If you asked Kunal Kohli when he was starting a career in finance and investment banking, if he ever envisioned himself in the food and beverage industry, he would probably say no. But today’s he’s Chief Operating Officer and Co-Founder of BOU, a company focused on bringing big flavor to your plate—without sacrificing your health.
Kohli became interested in the food and beverage industry while working with an Italian food company on a management consulting project. “I got involved in their sales and marketing, and it was my first time understanding everything that goes into both,” Kohli says. “The ultimate satisfaction comes when you see customers putting your products on shelves and people purchasing them. Even now, I travel across the country, just to see our products in stores.” It was at that company that he met his BOU co-founder, Robert Jakobi.
He then moved on to form his own consulting company, Perennial Brands, in which he worked to help startups, before being hired as the US general manager of the UK company Metcalfe’s Skinny & itsu grocery. With both roles Kohli continued to strengthen his skills in sales and marketing and eventually used them to constructively disrupt the bouillon market. “Bouillon was a category that hadn’t seen any innovation. A lot of it is due to the fact that the technology behind it is quite difficult to replicate,” Kohli states.
Enter BOU, a whole foods solution to flavor. Keep reading to learn more about the lessons he’s learned as a founder, as well as how he manages stress and stays fit.
How did you settle on the bouillon cube? What inspired the idea?
Bouillon cubes in general have a very bad rep. A lot of people call them salt cubes. They’re full of a lot of MSG and preservatives. But what a lot of people don’t know is that bouillon cubes are primarily made outside of the US.
Our manufacturer—I was working with them while at itsu grocery—is the only manufacturer that makes bouillon cubes in the US. They came to us, my partner Robert and myself, with this idea for the bouillon cube. I’m going to be honest, I didn’t buy into it— bouillon is not the sexiest category out there. But my partner Robert did because he comes from the UK, and bouillon is a very big market globally.
We knew that if we were going to be successful, there was going to have to be certain claims that we were going to have to make, such as gluten-free, lower sodium, no added MSG—but at the same time it also had to taste as good as all the other products. It took us around 8 or 9 months to develop the flavor and health components of BOU.
How did your experience working primarily with startups help shape BOU?
Startups have a very limited budget. You really have to learn how to build awareness for your product, get it into people’s hands, and turn them into loyal customers. You have to get creative because you don’t have big budgets available to you.
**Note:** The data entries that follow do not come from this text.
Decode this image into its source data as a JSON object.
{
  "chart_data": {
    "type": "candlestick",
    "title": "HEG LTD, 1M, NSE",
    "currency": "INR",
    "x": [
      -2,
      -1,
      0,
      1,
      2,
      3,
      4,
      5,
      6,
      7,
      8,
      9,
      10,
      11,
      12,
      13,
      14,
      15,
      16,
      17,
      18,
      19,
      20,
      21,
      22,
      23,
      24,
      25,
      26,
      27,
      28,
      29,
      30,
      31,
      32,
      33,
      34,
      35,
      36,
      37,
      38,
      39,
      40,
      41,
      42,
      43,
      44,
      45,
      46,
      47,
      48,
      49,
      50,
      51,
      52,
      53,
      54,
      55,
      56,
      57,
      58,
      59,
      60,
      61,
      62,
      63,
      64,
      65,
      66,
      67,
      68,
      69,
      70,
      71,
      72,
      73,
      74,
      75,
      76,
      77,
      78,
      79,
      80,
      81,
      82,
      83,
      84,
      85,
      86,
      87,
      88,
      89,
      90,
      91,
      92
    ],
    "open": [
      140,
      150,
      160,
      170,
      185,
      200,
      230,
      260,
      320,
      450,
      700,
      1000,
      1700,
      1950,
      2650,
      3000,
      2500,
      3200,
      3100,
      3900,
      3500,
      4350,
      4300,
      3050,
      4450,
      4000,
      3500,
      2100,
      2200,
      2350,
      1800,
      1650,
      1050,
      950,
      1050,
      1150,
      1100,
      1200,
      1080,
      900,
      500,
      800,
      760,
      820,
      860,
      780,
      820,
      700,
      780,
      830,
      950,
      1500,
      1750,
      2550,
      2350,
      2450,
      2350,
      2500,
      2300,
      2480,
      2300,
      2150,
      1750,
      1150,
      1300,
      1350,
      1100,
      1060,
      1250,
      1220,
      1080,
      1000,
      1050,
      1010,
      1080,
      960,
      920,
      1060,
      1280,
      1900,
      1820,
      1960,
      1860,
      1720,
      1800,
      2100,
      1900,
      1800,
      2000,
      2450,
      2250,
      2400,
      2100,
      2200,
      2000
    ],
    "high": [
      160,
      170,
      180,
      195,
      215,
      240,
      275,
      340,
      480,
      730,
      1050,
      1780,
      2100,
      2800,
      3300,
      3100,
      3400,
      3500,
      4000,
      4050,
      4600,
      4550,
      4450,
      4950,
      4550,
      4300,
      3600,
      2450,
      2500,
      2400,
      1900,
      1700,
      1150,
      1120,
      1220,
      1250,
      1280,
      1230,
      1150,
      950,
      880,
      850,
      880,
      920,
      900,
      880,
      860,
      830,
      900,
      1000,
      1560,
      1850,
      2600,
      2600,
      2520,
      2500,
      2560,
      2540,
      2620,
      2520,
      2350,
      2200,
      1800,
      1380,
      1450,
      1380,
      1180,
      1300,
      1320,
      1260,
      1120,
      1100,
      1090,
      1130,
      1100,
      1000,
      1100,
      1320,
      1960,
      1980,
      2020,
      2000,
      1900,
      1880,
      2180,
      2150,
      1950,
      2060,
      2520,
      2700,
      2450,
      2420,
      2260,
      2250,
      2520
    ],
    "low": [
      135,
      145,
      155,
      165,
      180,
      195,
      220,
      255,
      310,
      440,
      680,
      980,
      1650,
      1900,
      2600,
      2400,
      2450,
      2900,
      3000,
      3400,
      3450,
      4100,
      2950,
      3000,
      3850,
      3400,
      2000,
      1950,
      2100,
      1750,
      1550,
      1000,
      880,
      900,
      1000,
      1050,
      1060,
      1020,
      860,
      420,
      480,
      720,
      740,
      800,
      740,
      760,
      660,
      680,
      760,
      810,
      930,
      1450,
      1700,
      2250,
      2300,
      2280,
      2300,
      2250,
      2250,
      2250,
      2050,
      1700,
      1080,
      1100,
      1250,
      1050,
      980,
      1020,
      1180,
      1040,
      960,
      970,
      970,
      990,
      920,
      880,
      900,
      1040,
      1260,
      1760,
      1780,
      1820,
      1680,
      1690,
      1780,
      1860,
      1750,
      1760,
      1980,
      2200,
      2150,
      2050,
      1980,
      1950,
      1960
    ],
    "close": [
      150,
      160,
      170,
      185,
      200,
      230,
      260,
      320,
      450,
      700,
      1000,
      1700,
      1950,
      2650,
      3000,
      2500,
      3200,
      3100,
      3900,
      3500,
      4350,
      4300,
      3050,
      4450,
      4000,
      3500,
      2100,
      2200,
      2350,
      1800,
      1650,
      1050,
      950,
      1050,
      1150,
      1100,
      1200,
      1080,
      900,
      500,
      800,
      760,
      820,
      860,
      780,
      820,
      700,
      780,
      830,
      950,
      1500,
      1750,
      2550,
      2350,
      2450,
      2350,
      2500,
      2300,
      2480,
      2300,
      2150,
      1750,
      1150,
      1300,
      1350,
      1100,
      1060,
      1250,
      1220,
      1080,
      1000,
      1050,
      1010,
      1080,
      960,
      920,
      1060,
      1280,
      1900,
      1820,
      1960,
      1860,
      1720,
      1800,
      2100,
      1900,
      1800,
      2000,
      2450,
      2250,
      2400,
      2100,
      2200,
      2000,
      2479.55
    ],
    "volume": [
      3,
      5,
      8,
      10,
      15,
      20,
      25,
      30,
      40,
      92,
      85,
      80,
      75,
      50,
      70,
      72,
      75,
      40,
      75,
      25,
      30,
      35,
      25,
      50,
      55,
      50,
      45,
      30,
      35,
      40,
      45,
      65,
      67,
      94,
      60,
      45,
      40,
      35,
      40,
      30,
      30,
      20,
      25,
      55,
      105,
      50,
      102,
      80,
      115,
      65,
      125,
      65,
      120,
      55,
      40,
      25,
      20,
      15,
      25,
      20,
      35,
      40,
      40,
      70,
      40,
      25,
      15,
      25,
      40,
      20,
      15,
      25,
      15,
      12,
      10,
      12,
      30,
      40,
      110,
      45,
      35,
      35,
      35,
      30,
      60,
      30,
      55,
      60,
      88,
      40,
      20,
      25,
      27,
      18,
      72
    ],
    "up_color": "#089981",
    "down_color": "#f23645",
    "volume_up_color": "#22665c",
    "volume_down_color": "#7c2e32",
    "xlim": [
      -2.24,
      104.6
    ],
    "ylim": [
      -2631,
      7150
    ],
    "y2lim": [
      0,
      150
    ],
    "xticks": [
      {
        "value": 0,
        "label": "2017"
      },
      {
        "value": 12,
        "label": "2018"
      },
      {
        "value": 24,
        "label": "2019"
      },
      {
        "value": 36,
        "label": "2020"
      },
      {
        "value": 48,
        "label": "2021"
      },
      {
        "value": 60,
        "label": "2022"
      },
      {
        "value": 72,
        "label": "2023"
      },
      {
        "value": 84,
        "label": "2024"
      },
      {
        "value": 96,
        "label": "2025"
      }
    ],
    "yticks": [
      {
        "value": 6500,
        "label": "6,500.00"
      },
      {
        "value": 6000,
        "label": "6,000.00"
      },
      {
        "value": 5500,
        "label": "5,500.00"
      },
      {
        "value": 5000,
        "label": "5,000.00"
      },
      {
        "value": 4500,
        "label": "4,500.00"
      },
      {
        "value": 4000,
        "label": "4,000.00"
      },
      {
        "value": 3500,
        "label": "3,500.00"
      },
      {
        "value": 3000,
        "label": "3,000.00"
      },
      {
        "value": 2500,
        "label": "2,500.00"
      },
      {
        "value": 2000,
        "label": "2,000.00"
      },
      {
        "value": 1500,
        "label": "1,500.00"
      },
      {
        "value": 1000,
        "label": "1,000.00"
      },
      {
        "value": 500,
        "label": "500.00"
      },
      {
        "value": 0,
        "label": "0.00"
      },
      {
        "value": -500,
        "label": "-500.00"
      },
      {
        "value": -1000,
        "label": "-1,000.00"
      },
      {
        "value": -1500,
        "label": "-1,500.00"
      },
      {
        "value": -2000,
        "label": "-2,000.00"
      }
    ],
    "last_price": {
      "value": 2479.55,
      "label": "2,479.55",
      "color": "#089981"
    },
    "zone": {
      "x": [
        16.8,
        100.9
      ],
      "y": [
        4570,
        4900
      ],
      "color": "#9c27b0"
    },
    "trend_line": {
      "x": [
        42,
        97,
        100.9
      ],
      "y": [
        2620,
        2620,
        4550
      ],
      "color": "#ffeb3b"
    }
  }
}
Digital marketing was just becoming big at that time. I took a big interest in that side of the business and learned how to tie it in to what’s happening on the store level. That’s very important at BOU as well because when you know how to play with your budgets and your strengths, it gives you a different perspective on how to build a brand and do it in a way that you’re not optimizing so much cash.
What has been your best day as the COO and co-founder of BOU?
Every day since I started. We’re a startup, and it’s a roller coaster ride. You have highs and lows. Every day could be different. But my best days are related to what I’m most proud of. Our team really has evolved and grown. We have a lot of new team members, but seeing them buy into the vision and what we stand for has been amazing. Everyone comes in and works hard every day. They know what the goals are. They know what BOU is setting out to do, and it’s great to see.
What’s been the biggest lesson you’ve learned as the COO and co-founder of BOU?
Mistakes will always be made. The biggest thing is that you need to learn from them. You need to believe in your brand, your vision, your team, and yourself. That’s ultimately what will make you persevere.
As someone in the food and beverage industry, are you a label reader? Do you cook?
I definitely like to consider myself a cook, and I do enjoy it, especially now, because it helps me de-stress and clear my mind. I also get to spend time with my almost four-year-old daughter, who enjoys cooking as well. It’s a great way for me to bond with her.
I have become a label reader now to make sure that I’m taking care of myself, eating better, and just taking part in health and wellness in general. I’m always looking for products that don’t have added sugars or unhealthy fats. I try to eat clean as much as possible.
Do you like to work out?
Absolutely, I love working out. I need that 45 minutes to an hour to de-stress and think about what’s going on that day, that week, that month, and to make the right decisions going forward. I box and also go to the gym two to three times a week to do cardio and lift weights. It’s a great place for me for a whole host of reasons, but the de-stressing part is extremely important.
What is your vision for BOU?
The way that people eat is important to maintain a healthy lifestyle. With BOU, we really take that seriously. There was a survey done by Peapod with around 1000 people. It found that people want to and are trying to cook more at home. They believe it’s healthier because they actually know what’s going into the food, and they obviously get to save money. But, a lot of people are intimidated by cooking because they see all these complex recipes that require all these different types of ingredients.
We try to make it easier for people—that’s the whole purpose of BOU. We have the ability to bring you great flavor in a convenient format—think of us as your kitchen sidekick. We think it’s truly important that if you workout and try to stay fit, it’s just as important to eat healthy.